The University of Bradford was the scene of the first Modern Conflict Research Symposium (3 Feb 2018). Wessex Archaeology sponsored the event and two members of staff (Bob Clarke and Si Cleggett) attended the conference – along with a display covering the results from the recent multi-phase excavation at Larkhill carried out on behalf of the Defence Infrastructure Organisation and consultants WYG.
The Symposium was a multi-discipline affair covering a rather eclectic, but no less interesting, series of presentations. The morning was given over to current PhD students discussing an empty-graves proposal for the missing of World War I; the developments surrounding prosthetic limbs for those injured in WWI; the effects of the Dambusters Raid in wartime Britain and Germany, through to the effects of conflict on the modern soldier.
Keynote speakers throughout the rest of the day discussed a number of aspects of modern warfare, including the effects of the geography on the battlefield, environmental aspects of conflict and some thoughts on conservation in a paper entitled ‘Rust Never Sleeps’. The conference was rounded off by good friend of WA, Richard Osgood who provided the delegates with a wide ranging, but relevant, assessment of why conflict archaeology matters. It was satisfying to hear many speakers referred to recent WA work on military landscapes.

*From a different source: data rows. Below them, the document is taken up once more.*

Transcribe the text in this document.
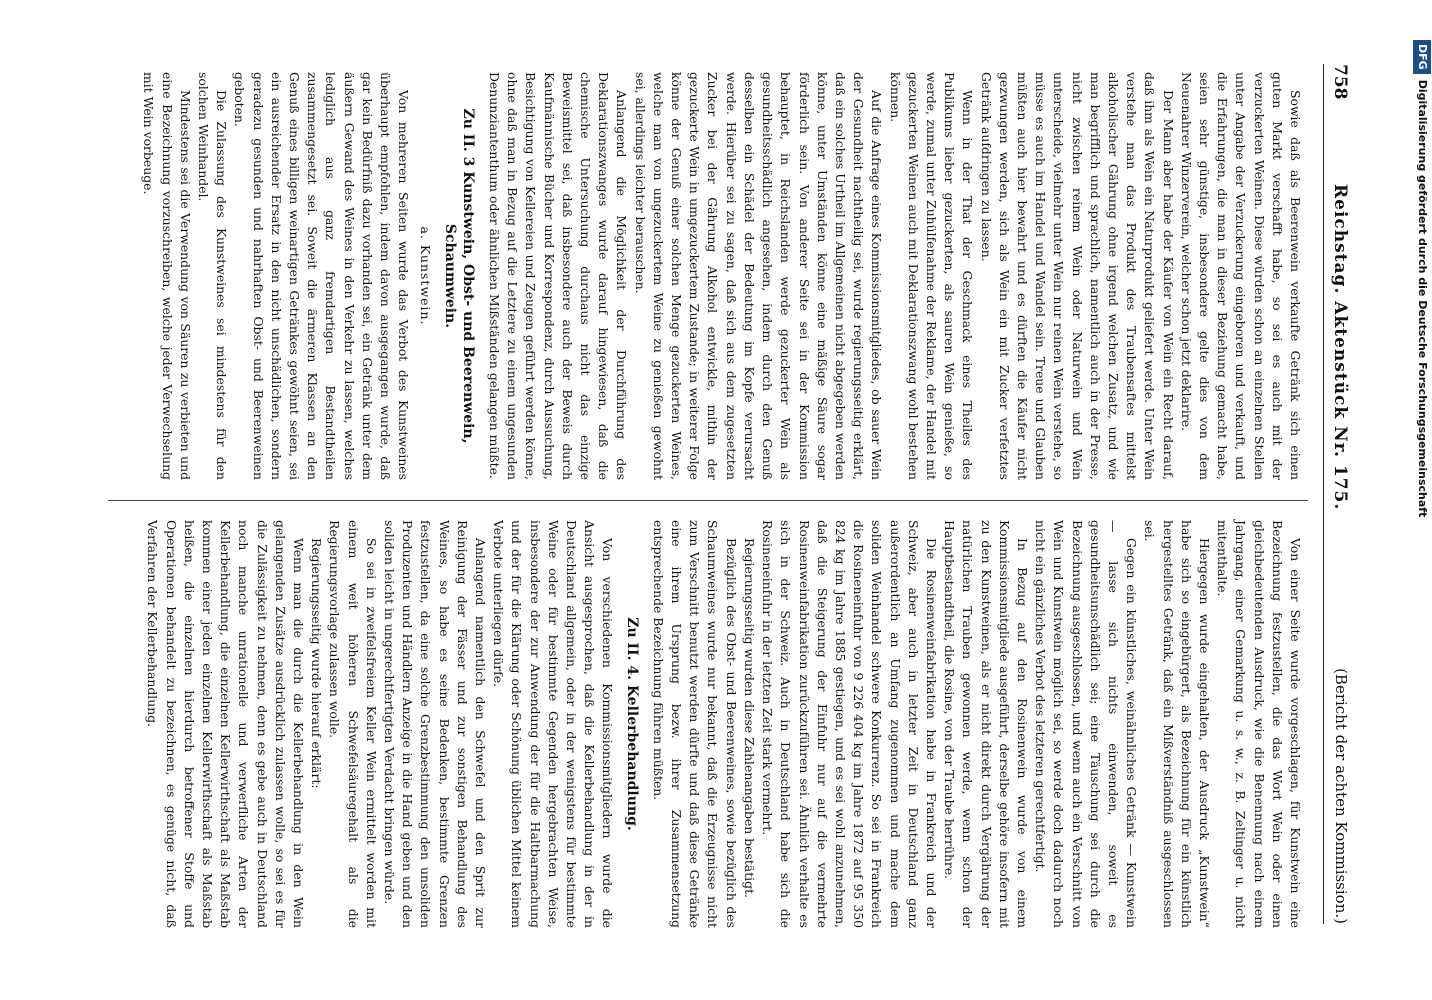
758
Reichstag. Aktenstück Nr. 175.
(Bericht der achten Kommission.)

Sowie daß als Beerenwein verkaufte Getränk sich einen guten Markt verschafft habe, so sei es auch mit der verzuckerten Weinen. Diese würden schon an einzelnen Stellen unter Angabe der Verzuckerung eingeboren und verkauft, und die Erfahrungen, die man in dieser Beziehung gemacht habe, seien sehr günstige, insbesondere gelte dies von dem Neuenahrer Winzerverein, welcher schon jetzt deklarire.

Der Mann aber habe der Käufer von Wein ein Recht darauf, daß ihm als Wein ein Naturprodukt geliefert werde. Unter Wein verstehe man das Produkt des Traubensaftes mittelst alkoholischer Gährung ohne irgend welchen Zusatz, und wie man begrifflich und sprachlich, namentlich auch in der Presse, nicht zwischen reinem Wein oder Naturwein und Wein unterscheide, vielmehr unter Wein nur reinen Wein verstehe, so müsse es auch im Handel und Wandel sein. Treue und Glauben müßten auch hier bewahrt und es dürften die Käufer nicht gezwungen werden, sich als Wein ein mit Zucker verfetztes Getränk aufdringen zu lassen.

Wenn in der That der Geschmack eines Theiles des Publikums lieber gezuckerten, als sauren Wein genieße, so werde, zumal unter Zuhülfenahme der Reklame, der Handel mit gezuckerten Weinen auch mit Deklarationszwang wohl bestehen können.

Auf die Anfrage eines Kommissionsmitgliedes, ob sauer Wein der Gesundheit nachtheilig sei, wurde regierungsseitig erklärt, daß ein solches Urtheil im Allgemeinen nicht abgegeben werden könne, unter Umständen könne eine mäßige Säure sogar förderlich sein. Von anderer Seite sei in der Kommission behauptet, in Reichslanden werde gezuckerter Wein als gesundheitsschädlich angesehen, indem durch den Genuß desselben ein Schädel der Bedeutung im Kopfe verursacht werde. Hierüber sei zu sagen, daß sich aus dem zugesetzten Zucker bei der Gährung Alkohol entwickle, mithin der gezuckerte Wein in umgezuckertem Zustande; in weiterer Folge könne der Genuß einer solchen Menge gezuckerten Weines, welche man von ungezuckertem Weine zu genießen gewohnt sei, allerdings leichter berauschen.

Anlangend die Möglichkeit der Durchführung des Deklarationszwanges wurde darauf hingewiesen, daß die chemische Untersuchung durchaus nicht das einzige Beweismittel sei, daß insbesondere auch der Beweis durch Kaufmännische Bücher und Korrespondenz, durch Aussuchung, Besichtigung von Kellereien und Zeugen geführt werden könne, ohne daß man in Bezug auf die Letztere zu einem ungesunden Denunziantenthum oder ähnlichen Mißständen gelangen müßte.

Zu II. 3 Kunstwein, Obst- und Beerenwein, Schaumwein.
a. Kunstwein.

Von mehreren Seiten wurde das Verbot des Kunstweines überhaupt empfohlen, indem davon ausgegangen wurde, daß gar kein Bedürfniß dazu vorhanden sei, ein Getränk unter dem äußern Gewand des Weines in den Verkehr zu lassen, welches lediglich aus ganz fremdartigen Bestandtheilen zusammengesetzt sei. Soweit die ärmeren Klassen an den Genuß eines billigen weinartigen Getränkes gewöhnt seien, sei ein ausreichender Ersatz in den nicht unschädlichen, sondern geradezu gesunden und nahrhaften Obst- und Beerenweinen geboten.

Die Zulassung des Kunstweines sei mindestens für den solchen Weinhandel.

Mindestens sei die Verwendung von Säuren zu verbieten und eine Bezeichnung vorzuschreiben, welche jeder Verwechselung mit Wein vorbeuge.

Von einer Seite wurde vorgeschlagen, für Kunstwein eine Bezeichnung festzustellen, die das Wort Wein oder einen gleichbedeutenden Ausdruck, wie die Benennung nach einem Jahrgang, einer Gemarkung u. s. w., z. B. Zeltinger u. nicht mitenthalte.

Hiergegen wurde eingehalten, der Ausdruck „Kunstwein“ habe sich so eingebürgert, als Bezeichnung für ein künstlich hergestelltes Getränk, daß ein Mißverständniß ausgeschlossen sei.

Gegen ein künstliches, weinähnliches Getränk — Kunstwein — lasse sich nichts einwenden, soweit es gesundheitsunschädlich sei; eine Täuschung sei durch die Bezeichnung ausgeschlossen, und wenn auch ein Verschnitt von Wein und Kunstwein möglich sei, so werde doch dadurch noch nicht ein gänzliches Verbot des letzteren gerechtfertigt.

In Bezug auf den Rosinenwein wurde von einem Kommissionsmitgliede ausgeführt, derselbe gehöre insofern mit zu den Kunstweinen, als er nicht direkt durch Vergährung der natürlichen Trauben gewonnen werde, wenn schon der Hauptbestandtheil, die Rosine, von der Traube herrühre.

Die Rosinenweinfabrikation habe in Frankreich und der Schweiz, aber auch in letzter Zeit in Deutschland ganz außerordentlich an Umfang zugenommen und mache dem soliden Weinhandel schwere Konkurrenz. So sei in Frankreich die Rosineneinfuhr von 9 226 404 kg im Jahre 1872 auf 95 350 824 kg im Jahre 1885 gestiegen, und es sei wohl anzunehmen, daß die Steigerung der Einfuhr nur auf die vermehrte Rosinenweinfabrikation zurückzuführen sei. Ähnlich verhalte es sich in der Schweiz. Auch in Deutschland habe sich die Rosineneinfuhr in der letzten Zeit stark vermehrt.

Regierungsseitig wurden diese Zahlenangaben bestätigt.

Bezüglich des Obst- und Beerenweines, sowie bezüglich des Schaumweines wurde nur bekannt, daß die Erzeugnisse nicht zum Verschnitt benutzt werden dürfte und daß diese Getränke eine ihrem Ursprung bezw. ihrer Zusammensetzung entsprechende Bezeichnung führen müßten.

Zu II. 4. Kellerbehandlung.

Von verschiedenen Kommissionsmitgliedern wurde die Ansicht ausgesprochen, daß die Kellerbehandlung in der in Deutschland allgemein, oder in der wenigstens für bestimmte Weine oder für bestimmte Gegenden hergebrachten Weise, insbesondere der zur Anwendung der für die Haltbarmachung und der für die Klärung oder Schönung üblichen Mittel keinem Verbote unterliegen dürfe.

Anlangend namentlich den Schwefel und den Sprit zur Reinigung der Fässer und zur sonstigen Behandlung des Weines, so habe es seine Bedenken, bestimmte Grenzen festzustellen, da eine solche Grenzbestimmung den unsoliden Produzenten und Händlern Anzeige in die Hand geben und den soliden leicht in ungerechtfertigten Verdacht bringen würde.

So sei in zweifelsfreiem Keller Wein ermittelt worden mit einem weit höheren Schwefelsäuregehalt als die Regierungsvorlage zulassen wolle.

Regierungsseitig wurde hierauf erklärt:

Wenn man die durch die Kellerbehandlung in den Wein gelangenden Zusätze ausdrücklich zulassen wolle, so sei es für die Zulässigkeit zu nehmen, denn es gebe auch in Deutschland noch manche unrationelle und verwerfliche Arten der Kellerbehandlung, die einzelnen Kellerwirthschaft als Maßstab kommen einer jeden einzelnen Kellerwirthschaft als Maßstab heißen, die einzelnen hierdurch betroffener Stoffe und Operationen behandelt zu bezeichnen, es genüge nicht, daß Verfahren der Kellerbehandlung.

DFGDigitalisierung gefördert durch die Deutsche Forschungsgemeinschaft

Discussions with Si and Bob during the breaks were wide ranging, with many interested in the role commercial archaeology is playing in the discovery, recording and interpretation of recent finds across the military estate and beyond. The multi-disciplinary aspect of modern conflict archaeology meant that quite a number of delegates were encountering Wessex Archaeology for the first time and the request for business cards was brisk and our poster presentation won the competition for most engaging presentation.
Our attendance at this event could not have been possible without the backing and expertise of the whole Wessex Archaeology team (special mention should be extended to Ken Lymer who designed the posters with Si), who we hope now feel firmly on the map when it comes to conflict archaeology.